Ты пишешь в прошлом письме, чтоб сказать папеньке обо всем тотчас по приезде, -- я тысячу раз думал об этом, но еще не решился. Ты знаешь ли его характер, холодный и рассудительный? Его врасплох не застанем. И потому надобно прежде знать сколько-нибудь его мнение. Ибо ежели я сделаю прямой вопрос, то отрицательный ответ совершенно разъединит меня с ним; но что он может иметь против нашего соединения? Я молод -- хорошо, я откладываю на два, на три года, лишь бы вперед решено было, что не будут тебя мучить, что спасут тебя от Макашиных, дадут волю заниматься, и мы будем i promessi sposi[86], как называют итальянцы, и это состояние прелестно. Ну, еще какие препятствия? Деньги -- последнее время он так был щедр ко мне, что стоит только продолжать. Ветреность -- но неужели два года ничего не доказывают? Ах, если бы все это обделалось письмами; я намекал раза два, но он как будто не видит;
в последним письме я пишу о слухе, что я здесь женюсь, который от нечего делать распустили здешние г<оспо>да, -- пишу как нелепость, но это может навести на сурьезное -- буду ждать его ответа. Впрочем, Natalie, все это вздор, мы будем соединены, клянусь твоей любовью, как -- все равно, когда -- все равно.

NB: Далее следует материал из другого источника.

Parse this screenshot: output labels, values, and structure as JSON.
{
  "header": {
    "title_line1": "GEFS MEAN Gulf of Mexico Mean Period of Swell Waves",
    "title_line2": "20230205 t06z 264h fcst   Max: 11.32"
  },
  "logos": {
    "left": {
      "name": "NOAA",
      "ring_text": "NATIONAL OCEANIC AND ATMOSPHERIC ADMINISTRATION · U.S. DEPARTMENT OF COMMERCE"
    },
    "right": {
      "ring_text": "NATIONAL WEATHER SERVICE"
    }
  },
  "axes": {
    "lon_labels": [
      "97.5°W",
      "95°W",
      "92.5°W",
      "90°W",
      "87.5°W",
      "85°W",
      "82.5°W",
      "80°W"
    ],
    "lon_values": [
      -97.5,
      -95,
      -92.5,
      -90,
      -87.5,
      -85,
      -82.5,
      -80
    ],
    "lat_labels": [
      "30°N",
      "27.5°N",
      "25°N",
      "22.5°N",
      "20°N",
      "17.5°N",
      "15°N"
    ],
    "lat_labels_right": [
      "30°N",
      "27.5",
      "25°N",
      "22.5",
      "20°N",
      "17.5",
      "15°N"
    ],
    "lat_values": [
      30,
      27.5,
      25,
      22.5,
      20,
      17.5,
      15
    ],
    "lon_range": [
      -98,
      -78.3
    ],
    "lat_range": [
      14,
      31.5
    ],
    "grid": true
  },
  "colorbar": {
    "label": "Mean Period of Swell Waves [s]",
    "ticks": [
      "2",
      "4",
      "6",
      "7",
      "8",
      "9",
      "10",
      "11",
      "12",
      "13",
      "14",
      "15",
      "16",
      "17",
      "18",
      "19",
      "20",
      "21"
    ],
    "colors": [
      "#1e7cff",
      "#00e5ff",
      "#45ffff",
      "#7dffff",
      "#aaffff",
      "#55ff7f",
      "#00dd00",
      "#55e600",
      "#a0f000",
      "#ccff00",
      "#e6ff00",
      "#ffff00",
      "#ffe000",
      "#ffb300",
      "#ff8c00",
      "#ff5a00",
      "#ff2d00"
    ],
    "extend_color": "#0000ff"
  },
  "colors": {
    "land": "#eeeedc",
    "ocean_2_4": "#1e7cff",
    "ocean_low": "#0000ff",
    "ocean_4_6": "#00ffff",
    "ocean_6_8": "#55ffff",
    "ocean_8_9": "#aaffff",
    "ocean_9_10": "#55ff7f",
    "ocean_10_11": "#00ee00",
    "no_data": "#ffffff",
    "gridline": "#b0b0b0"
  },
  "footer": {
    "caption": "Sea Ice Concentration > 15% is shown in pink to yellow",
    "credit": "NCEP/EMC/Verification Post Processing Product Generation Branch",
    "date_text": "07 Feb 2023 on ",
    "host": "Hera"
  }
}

Природа расковалась -- а я нет!
О, сколько болезненных, жгучих мыслей толпилось в груди, когда я перечитывал, как ты вечером смотрела на улицу. Поварская -- и ты свята для меня; с каким благоговением пойду я по твоему каменному хребту, я поцелую тебя, я слезою почту тебя. Оттуда со скачки я взглянул в последний раз на нее, облако пыли покрывало ее, и один шпиц той колокольни, как штык часового, блистал в преддверии, -- грустно мне тогда было -- и я не видал с тех пор Поварской, скоро 3 года, и продолжается грусть.